Mueller Philipp, Quintana Ariel, Griesemer Desiree, Hoth Markus, Pieters Jean
Biozentrum, University of Basel, Klingelbergstrasse 70, CH 4056 Basel, Switzerland.
FEBS Lett. 2007 Jul 24;581(18):3557-62. doi: 10.1016/j.febslet.2007.06.068. Epub 2007 Jul 3.
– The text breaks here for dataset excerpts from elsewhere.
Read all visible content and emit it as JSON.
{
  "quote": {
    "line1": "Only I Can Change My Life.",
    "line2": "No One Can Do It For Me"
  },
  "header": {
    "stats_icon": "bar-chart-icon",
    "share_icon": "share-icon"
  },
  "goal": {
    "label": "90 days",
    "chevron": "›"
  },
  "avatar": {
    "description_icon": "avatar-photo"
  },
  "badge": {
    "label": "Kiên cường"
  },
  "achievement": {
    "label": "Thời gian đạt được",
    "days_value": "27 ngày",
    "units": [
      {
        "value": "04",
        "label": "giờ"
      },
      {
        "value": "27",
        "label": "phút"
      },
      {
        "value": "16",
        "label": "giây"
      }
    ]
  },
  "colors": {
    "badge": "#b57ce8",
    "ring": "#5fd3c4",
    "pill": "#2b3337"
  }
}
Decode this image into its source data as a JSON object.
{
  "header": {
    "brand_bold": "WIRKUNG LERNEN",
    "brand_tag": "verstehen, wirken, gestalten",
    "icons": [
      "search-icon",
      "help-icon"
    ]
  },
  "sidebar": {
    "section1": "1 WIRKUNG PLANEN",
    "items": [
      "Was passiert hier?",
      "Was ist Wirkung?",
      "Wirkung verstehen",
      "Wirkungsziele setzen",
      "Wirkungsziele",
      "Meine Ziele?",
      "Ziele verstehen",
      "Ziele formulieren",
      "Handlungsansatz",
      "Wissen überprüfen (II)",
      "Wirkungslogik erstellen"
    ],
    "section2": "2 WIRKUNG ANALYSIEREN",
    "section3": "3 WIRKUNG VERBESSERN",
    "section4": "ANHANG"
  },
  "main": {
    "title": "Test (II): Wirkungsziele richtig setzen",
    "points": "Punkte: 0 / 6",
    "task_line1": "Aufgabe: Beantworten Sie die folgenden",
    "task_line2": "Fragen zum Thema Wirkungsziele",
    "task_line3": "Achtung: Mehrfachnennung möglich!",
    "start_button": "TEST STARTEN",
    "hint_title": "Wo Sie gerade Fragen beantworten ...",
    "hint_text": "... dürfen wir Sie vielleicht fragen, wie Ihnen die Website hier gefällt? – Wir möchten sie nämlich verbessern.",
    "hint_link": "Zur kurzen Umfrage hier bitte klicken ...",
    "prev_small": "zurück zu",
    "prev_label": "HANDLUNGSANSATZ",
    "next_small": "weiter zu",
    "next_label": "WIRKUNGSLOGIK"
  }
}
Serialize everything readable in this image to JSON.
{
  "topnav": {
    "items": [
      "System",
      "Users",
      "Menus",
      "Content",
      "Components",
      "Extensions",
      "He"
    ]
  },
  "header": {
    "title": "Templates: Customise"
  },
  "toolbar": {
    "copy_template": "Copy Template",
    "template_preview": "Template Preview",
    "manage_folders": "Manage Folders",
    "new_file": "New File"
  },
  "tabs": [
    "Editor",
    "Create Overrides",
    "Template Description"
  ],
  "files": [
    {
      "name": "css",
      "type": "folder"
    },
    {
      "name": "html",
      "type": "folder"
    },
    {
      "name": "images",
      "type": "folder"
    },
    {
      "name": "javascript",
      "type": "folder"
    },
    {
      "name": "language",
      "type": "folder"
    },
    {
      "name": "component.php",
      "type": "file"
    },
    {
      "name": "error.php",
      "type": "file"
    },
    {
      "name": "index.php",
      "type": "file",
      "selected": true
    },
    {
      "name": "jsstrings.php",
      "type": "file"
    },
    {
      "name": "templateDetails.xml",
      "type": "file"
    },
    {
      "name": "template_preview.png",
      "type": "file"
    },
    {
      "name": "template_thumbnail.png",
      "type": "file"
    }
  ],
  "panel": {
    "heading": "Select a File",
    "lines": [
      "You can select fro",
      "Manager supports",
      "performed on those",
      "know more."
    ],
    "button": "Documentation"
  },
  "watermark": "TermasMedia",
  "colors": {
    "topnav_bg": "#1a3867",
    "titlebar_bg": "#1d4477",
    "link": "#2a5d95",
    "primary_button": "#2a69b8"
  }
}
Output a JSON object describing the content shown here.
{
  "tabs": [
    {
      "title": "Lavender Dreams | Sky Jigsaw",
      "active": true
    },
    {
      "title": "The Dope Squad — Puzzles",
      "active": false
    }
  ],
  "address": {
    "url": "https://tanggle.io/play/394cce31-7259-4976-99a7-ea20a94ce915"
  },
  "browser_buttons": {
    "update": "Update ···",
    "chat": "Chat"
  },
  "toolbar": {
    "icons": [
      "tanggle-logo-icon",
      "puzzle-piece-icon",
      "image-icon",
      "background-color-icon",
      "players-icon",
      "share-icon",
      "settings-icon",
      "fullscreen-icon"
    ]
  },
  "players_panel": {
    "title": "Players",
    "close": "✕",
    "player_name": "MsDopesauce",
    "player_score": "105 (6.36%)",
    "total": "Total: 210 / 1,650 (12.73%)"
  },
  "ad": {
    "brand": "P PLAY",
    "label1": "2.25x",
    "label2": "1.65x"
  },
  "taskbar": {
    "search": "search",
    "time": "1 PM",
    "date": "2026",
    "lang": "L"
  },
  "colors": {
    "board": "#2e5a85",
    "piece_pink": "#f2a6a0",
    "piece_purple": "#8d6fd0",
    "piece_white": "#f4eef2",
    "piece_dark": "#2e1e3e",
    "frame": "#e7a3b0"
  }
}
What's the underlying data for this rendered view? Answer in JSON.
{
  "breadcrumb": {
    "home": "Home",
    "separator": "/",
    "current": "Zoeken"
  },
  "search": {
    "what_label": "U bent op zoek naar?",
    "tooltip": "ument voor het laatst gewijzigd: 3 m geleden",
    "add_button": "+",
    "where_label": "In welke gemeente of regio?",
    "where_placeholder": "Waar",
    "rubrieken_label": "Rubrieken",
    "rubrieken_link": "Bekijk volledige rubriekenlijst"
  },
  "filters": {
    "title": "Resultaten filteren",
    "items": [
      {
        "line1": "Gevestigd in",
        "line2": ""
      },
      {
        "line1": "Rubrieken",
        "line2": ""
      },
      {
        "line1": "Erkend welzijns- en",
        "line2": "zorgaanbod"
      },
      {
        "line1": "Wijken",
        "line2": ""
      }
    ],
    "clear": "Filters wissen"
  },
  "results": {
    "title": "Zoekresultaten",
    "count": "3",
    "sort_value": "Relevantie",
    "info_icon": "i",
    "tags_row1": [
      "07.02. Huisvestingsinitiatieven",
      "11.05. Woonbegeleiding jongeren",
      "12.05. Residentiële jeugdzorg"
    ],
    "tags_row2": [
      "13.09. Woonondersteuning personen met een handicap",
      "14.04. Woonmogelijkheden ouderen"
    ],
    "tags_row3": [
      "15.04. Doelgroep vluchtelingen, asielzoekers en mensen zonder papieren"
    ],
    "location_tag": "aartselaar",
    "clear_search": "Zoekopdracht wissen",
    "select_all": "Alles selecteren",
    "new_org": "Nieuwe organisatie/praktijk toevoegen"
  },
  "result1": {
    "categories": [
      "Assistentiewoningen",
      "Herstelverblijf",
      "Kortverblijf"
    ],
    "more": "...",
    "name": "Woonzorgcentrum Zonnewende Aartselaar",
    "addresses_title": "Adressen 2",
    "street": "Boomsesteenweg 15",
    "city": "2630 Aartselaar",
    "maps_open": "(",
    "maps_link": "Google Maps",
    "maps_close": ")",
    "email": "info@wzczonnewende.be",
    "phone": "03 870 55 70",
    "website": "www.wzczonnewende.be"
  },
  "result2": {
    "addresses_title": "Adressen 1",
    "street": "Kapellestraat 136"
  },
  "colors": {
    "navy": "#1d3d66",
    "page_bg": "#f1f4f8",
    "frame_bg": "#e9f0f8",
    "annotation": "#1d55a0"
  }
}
Lymphocyte signaling and activation leads to the influx of extracellular Ca(2+) via the activation of Ca(2+) release activated Ca(2+) (CRAC) channels in the plasma membrane. Activation of CRAC channels occurs following emptying of the endoplasmic reticulum intracellular Ca(2+) stores. One model to explain the coupling of store-emptying to CRAC activation is the secretion-like conformational coupling model. This model proposes that store depletion increases junctions between the endoplasmic reticulum and the plasma membrane in a manner that could be regulated by the cortical actin cytoskeleton. Here, we show that stabilization or depolymerization of the actin cytoskeleton failed to affect CRAC activation. We therefore conclude that rearrangement of the actin cytoskeleton is dispensable for store-operated Ca(2+) entry in T-cells.
淋巴细胞信号传导与激活会通过激活质膜中的钙释放激活钙(CRAC)通道,导致细胞外Ca(2+)内流。内质网细胞内Ca(2+)储存排空后,CRAC通道会被激活。一种解释储存排空与CRAC激活偶联的模型是分泌样构象偶联模型。该模型提出,储存耗竭会以一种可能受皮质肌动蛋白细胞骨架调节的方式增加内质网与质膜之间的连接。在此,我们表明肌动蛋白细胞骨架的稳定或解聚未能影响CRAC激活。因此,我们得出结论,肌动蛋白细胞骨架的重排对于T细胞中储存操纵的Ca(2+)内流是可有可无的。